Jouffroy d’Abbans : l’ingénieur français qui inventa le premier bateau à vapeur

Figure majeure mais longtemps oubliée de l’histoire industrielle, le franc-maçon, Claude François de Jouffroy d’Abbans est l’un des pionniers mondiaux de la navigation à vapeur. De la construction du Palmipède aux démonstrations du Pyroscaphe sur la Saône, son œuvre a ouvert la voie au transport fluvial moderne, bien avant Robert Fulton. Retour sur la trajectoire passionnée et tourmentée d’un inventeur hors norme.

Né le 30 septembre 1751 au château de Roches-sur-Rognon, en Champagne, Claude François Dorothée de Jouffroy d’Abbans grandit dans une famille noble où l’apprentissage des sciences côtoie l’esprit de cour. Envoyé adolescent à Versailles comme page au service de la princesse dauphine Marie-Josèphe de Saxe, il revient rapidement en Franche-Comté, où il poursuit ses études et découvre, auprès de ses maîtres dominicains, une discipline intellectuelle qui marquera son goût précoce pour l’ingénierie.

Initié à la franc-maçonnerie en 1768 à Besançon, il fréquente alors un milieu d’officiers, de lettrés et de scientifiques, noyau des innovations techniques de la fin du XVIIIe siècle. Mais sa carrière militaire s’interrompt brutalement en 1772 : une altercation avec le comte d’Artois, petit-fils de Louis XV, lui vaut une lettre de cachet et une détention au fort de l’île Sainte-Marguerite. Une épreuve fondatrice. Enfermé face à la mer, il observe le passage des galères, étudie les sciences et rêve déjà d’un navire mû par une force mécanique.

À sa libération en 1774, Jouffroy d’Abbans se consacre entièrement à la propulsion navale.
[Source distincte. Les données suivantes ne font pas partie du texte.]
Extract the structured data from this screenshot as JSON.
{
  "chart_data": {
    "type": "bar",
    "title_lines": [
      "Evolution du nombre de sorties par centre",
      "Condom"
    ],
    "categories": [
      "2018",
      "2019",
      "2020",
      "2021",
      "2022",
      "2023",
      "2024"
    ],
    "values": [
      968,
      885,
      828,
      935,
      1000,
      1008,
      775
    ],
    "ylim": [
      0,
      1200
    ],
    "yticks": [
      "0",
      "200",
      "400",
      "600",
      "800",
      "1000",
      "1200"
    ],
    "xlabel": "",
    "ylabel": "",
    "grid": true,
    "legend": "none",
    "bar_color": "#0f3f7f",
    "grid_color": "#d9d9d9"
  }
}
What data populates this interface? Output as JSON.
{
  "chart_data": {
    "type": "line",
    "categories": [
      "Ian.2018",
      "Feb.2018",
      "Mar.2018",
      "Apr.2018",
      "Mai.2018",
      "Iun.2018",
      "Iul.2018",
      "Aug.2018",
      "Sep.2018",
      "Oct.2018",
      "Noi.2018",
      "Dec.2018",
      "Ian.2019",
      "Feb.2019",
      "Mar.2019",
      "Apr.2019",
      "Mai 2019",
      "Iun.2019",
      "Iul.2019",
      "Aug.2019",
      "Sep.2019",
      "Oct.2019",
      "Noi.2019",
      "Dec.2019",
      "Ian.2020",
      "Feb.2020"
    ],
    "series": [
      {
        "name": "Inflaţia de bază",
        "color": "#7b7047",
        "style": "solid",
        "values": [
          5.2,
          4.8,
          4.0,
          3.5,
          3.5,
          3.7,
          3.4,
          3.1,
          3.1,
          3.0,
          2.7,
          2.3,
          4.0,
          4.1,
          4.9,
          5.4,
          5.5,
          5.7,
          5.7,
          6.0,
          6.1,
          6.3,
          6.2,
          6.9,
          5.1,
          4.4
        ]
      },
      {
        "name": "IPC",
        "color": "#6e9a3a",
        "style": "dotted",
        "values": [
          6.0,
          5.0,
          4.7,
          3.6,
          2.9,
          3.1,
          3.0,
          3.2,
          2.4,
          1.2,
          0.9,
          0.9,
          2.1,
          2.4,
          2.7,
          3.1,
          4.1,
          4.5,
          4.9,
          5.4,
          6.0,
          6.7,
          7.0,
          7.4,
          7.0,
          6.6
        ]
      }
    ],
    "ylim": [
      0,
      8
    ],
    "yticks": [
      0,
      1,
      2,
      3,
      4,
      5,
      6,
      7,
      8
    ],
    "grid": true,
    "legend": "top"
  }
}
Grâce au soutien financier de sa sœur Marie-Élisabeth et de l’abbaye de Baume-les-Dames, il construit son premier prototype : le Palmipède, une embarcation dont la machine à vapeur actionne des rames articulées en forme de palmes. L’essai de juin 1776 sur le Doubs, à Baume-les-Dames, constitue l’un des tout premiers succès documentés d’un bateau à vapeur en Europe.

Mais l’inventeur vise plus ambitieux. Retiré dans son château d’Abbans après une brouille avec ses associés, il conçoit un système de propulsion par roues à aubes, plus stable et mieux adapté à la navigation en rivière. En 1781, à Lyon, il construit le Pyroscaphe, un navire de 46 mètres et 182 tonneaux équipé d’une machine à vapeur perfectionnée. Le 15 juillet 1783, devant près de 10 000 spectateurs, il réalise la première navigation publique à vapeur sur la Saône, de Saint-Jean à l’île Barbe. Ce moment, souvent contesté ou enjolivé dans la mémoire collective, n’en demeure pas moins une avancée historique qui précède de vingt-quatre ans les applications commerciales de Robert Fulton.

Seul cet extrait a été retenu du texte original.